Add a link and more details around the Buoyant Data concurrency post

This commit is contained in:
R Tyler Croy 2023-11-29 08:16:06 -08:00
parent d8b565cd49
commit 4e95924fd7
1 changed files with 51 additions and 0 deletions

View File

@ -0,0 +1,51 @@
---
layout: post
title: "Improving lock performance for delta-rs"
tags:
- buoyantdata
- deltalake
- rust
---
I have had the good fortune this year to help a number of organizations develop
and deploy native data applications in Python and Rust using a project I helped
found: [delta-rs](https://github.com/delta-io/delta-rs). At a high level
delta-rs is a Rust implementation of the [Delta Lake
protocol](https://github.com/delta-io/delta/blob/master/PROTOCOL.md) which
offers ACID-like transactions for data lake use-cases. One of the big areas of
my focus has been in evaluating and improving performance in highly concurrent
runtime environments on AWS.
To help others understand the problem domain I spent some time earlier in the
week documenting the challenges in AWS on the Buoyant Data blog: [Concurrency
limitations for Delta Lake on
AWS](https://www.buoyantdata.com/blog/2023-11-27-concurrency-limitations-with-deltalake-on-aws.html)
> In the case of AWS S3's consistency model many operations are strongly
> consistent, but concurrent operations on the same key are not. AWS encourages
> application-level object locking, which the delta-rs implements using AWS
> DynamoDB.
AWS S3 is an incredible piece of technology that washes away a myriad of common
storage problems, and has been jokingly referred to as "the 8th wonder of the
world" by [Corey Quinn](https://www.lastweekinaws.com/). THe lack of a
"putIfAbsent" like semantic is however _very_ annoying for the Delta Lake
protocol, adding the need for an application-wide *lock* for Delta users:
> The dynamodb-lock approach allows for some sensible cooperation between
> concurrent writers but the key limitation is that all concurrent operations
> must synchronize on the table itself.
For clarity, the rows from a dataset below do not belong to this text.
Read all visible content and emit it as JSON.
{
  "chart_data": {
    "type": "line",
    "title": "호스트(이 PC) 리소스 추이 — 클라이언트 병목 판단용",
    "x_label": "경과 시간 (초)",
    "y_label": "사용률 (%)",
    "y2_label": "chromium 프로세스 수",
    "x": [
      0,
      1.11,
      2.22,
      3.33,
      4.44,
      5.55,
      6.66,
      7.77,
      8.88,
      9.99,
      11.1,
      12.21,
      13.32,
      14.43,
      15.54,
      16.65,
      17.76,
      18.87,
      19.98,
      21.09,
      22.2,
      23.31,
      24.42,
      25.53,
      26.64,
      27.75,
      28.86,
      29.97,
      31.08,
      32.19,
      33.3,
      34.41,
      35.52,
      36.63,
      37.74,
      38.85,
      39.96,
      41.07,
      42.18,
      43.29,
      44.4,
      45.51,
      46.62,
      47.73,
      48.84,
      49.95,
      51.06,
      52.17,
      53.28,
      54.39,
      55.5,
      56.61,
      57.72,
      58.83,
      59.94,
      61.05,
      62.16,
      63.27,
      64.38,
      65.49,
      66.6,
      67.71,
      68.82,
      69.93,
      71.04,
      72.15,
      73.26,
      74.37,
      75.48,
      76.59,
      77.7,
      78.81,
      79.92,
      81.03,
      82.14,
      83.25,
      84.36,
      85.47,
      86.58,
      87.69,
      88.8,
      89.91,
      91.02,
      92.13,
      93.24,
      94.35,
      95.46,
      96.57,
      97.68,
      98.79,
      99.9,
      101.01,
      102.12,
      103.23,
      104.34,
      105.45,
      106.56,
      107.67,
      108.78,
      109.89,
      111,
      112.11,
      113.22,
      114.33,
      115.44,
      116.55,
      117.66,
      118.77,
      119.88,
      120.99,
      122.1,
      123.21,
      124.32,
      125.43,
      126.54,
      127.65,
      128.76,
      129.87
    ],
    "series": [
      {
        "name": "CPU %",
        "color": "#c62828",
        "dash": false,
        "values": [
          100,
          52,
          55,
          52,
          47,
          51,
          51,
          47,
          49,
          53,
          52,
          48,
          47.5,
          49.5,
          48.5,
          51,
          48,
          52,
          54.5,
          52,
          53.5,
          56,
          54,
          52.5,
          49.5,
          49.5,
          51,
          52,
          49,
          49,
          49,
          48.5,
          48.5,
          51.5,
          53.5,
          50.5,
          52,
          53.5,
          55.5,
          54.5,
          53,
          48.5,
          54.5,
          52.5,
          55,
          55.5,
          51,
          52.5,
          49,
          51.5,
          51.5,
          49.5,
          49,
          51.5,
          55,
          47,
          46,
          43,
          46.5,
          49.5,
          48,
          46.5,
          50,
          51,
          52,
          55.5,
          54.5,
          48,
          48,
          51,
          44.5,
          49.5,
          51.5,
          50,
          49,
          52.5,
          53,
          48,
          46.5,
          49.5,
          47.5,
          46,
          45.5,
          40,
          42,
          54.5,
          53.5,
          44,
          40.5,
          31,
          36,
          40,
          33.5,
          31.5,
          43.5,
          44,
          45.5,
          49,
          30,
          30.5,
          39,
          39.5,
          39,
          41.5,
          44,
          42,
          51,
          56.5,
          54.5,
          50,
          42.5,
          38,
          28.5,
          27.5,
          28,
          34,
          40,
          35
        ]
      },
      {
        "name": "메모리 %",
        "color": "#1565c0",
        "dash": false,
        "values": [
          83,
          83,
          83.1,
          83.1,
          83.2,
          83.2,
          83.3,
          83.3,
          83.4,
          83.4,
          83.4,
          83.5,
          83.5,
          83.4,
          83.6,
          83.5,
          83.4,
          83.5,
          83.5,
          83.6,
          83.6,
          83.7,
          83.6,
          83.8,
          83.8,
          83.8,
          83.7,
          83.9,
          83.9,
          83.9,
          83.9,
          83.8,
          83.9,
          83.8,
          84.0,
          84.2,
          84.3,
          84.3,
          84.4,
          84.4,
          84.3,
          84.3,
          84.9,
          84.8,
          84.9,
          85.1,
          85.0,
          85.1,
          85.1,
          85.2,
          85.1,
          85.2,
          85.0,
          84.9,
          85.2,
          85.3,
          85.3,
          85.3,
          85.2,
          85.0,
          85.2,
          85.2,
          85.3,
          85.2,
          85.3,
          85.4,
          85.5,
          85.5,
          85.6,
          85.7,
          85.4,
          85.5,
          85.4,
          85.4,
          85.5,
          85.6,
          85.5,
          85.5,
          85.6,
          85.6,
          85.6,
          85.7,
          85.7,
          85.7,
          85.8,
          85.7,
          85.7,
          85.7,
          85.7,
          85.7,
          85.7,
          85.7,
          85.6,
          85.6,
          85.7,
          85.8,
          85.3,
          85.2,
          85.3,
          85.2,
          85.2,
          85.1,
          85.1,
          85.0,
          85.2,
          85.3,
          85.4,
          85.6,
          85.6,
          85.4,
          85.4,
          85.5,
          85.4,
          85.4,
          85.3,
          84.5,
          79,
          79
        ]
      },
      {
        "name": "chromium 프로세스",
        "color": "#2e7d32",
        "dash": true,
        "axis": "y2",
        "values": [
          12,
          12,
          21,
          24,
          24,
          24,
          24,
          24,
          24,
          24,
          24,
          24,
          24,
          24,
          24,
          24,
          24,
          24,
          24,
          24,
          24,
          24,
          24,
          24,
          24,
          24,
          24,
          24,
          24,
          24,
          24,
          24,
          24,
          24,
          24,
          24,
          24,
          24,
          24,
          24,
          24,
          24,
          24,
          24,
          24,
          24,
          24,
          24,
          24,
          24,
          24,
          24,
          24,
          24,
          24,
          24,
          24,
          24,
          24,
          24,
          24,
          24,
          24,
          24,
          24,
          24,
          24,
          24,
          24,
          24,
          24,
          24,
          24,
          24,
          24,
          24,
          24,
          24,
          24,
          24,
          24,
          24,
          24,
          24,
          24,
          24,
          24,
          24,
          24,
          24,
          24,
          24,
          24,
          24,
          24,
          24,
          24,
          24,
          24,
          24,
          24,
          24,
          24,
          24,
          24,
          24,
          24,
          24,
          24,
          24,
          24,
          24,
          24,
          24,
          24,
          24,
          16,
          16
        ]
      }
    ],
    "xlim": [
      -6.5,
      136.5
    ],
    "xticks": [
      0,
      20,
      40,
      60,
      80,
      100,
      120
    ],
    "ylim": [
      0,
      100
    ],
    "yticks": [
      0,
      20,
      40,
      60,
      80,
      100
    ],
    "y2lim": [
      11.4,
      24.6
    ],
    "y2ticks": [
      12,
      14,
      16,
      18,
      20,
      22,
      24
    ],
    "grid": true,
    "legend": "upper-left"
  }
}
There is no smaller division of
> concurrency than a table operation
In the blog post I offer some potential approaches to mitigate the weakness of
needing a table-level lock for concurrent Delta Lake writers on AWS, but the
problem will unfortunately remain until in some form or fashion until S3
introduces a "putIfAbsent" semantic which allows writers to "put" a file only
if it doesn't exist in an atomic way.
For concurrent Delta writers I can offer some advice, but unfortunately
effective cooperative distributed concucrrency at scale remains a challenging
problem! :)